Но эта грозная, подчас свирепая двойственность не мешала Пушкину признавать величие Петра. Его поражал всеобъемлющий ум, неутомимость в работе, сила воли, зоркость, с которой Петр охватывал интересы России, беззаветная преданность, с которой Петр служил России. Особенно пленял Пушкина государственный гений Петра.

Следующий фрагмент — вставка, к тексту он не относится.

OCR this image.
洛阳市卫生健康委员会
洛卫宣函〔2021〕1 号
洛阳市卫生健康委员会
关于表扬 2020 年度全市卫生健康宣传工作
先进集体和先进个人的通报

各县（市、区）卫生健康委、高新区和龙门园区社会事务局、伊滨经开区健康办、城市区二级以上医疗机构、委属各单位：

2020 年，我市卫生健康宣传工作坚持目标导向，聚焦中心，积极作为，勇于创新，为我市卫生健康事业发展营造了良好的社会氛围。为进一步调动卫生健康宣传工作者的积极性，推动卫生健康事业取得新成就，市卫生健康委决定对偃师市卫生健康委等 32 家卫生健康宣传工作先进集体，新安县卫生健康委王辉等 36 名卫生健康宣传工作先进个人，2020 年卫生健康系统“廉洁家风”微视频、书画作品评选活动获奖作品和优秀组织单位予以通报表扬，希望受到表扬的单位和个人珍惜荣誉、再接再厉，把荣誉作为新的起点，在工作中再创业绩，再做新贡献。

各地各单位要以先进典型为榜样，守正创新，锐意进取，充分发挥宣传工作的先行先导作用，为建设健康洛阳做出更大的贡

Гоголь говорил – «Пушкин был знаток и оценщик всего великого в человеке». Его тянуло к большим людям. Быть может, оттого так легко нес он свою славу, свою гениальность, что всегда искал себе в веках спутников по росту. Созидательная сила, струившаяся из державного строителя Российской Империи, волновала державного поэта русского народа. Задолго до работы в архивах начал Пушкин вдумываться в сложный и грозный характер Петра, постепенно подходил к нему. В 1827 году начал писать «Арапа Петра Великого», где изобразил и своего черного прадеда, и царя-революционера, оторвавшего Россию от Московии [53] . Повесть осталась неконченной. Год спустя Пушкин вернулся к Петру в «Полтаве». По замыслу, в поэме царю было отведено только эпизодическое место. Но как только Петр выходит из палатки, его гигантский образ взвивается над поэмой. «Полтава» была написана одним духом. «Медный Всадник» не сразу дался Пушкину. Он несколько раз совершенно менял план. Сначала героем был маленький чиновник, Езерский, захудалый отпрыск когда-то знатного рода, «могучих предков правнук бедный». Позже Пушкин выделил историю Езерского в отдельное стихотворение – «Родословная моего героя», – которое осталось неоконченным. Он оставил в поэме маленького чиновника, Евгения, но это лицо собирательное и пассивное, страдательное. Грозный царь-исполин вытеснил его, как в «Полтаве» вытеснил он героев и более значительных. От Пушкинского Петра веет стихийной мощью, как от Невы, яростно пытающейся смыть, сокрушить создание Петрово. Это борьба двух стихий.
53
Известный английский политик, тогда морской министр, сэр Самуэль Хор, теперь лорд Тэмпльвуд, подготовляя речь, сказанную им в Лондоне, на торжественном собрании по случаю столетней годовщины со дня смерти Пушкина, говорил мне, что эта повесть дала ему более ясное представление о Петре, чем длинные исторические рассуждения. – Прим. авт.
Пушкин предпослал поэме краткую справку: «Происшествие, описанное в сей повести, основано на истине. Подробности наводнения заимствованы из тогдашних журналов. Любопытные могут справиться с известием, составленным В. И. Берхом».Сухая книга Берха давно забыта. В ней протокольно записано, как вода залила улицы и фонтанами хлынула из подземных труб, как люди боролись и гибли. Все подробности Пушкин подобрал, ему все пригодилось, все пошло в сплав, из которого он вылил «Медного всадника».
Да и образ медного Петра, скачущего ночью по улицам столицы, он не выдумал. От многих мог он слышать этот рассказ, гулявший по Петербургу в год наполеоновского нашествия. Никто еще не знал, пойдут ли французы на Москву или на Петербург? Уже отдан был приказ вывозить из Петербурга архивы и ценности. И конную статую Петра хотели увезти. Но некто Батурин пришел к князю Голицыну, своему товарищу по масонской ложе, и рассказал, что его преследует вещий сон. Он видит, как медный Петр скачет по улицам столицы к Каменноостровскому дворцу. Ему навстречу выходит Александр I.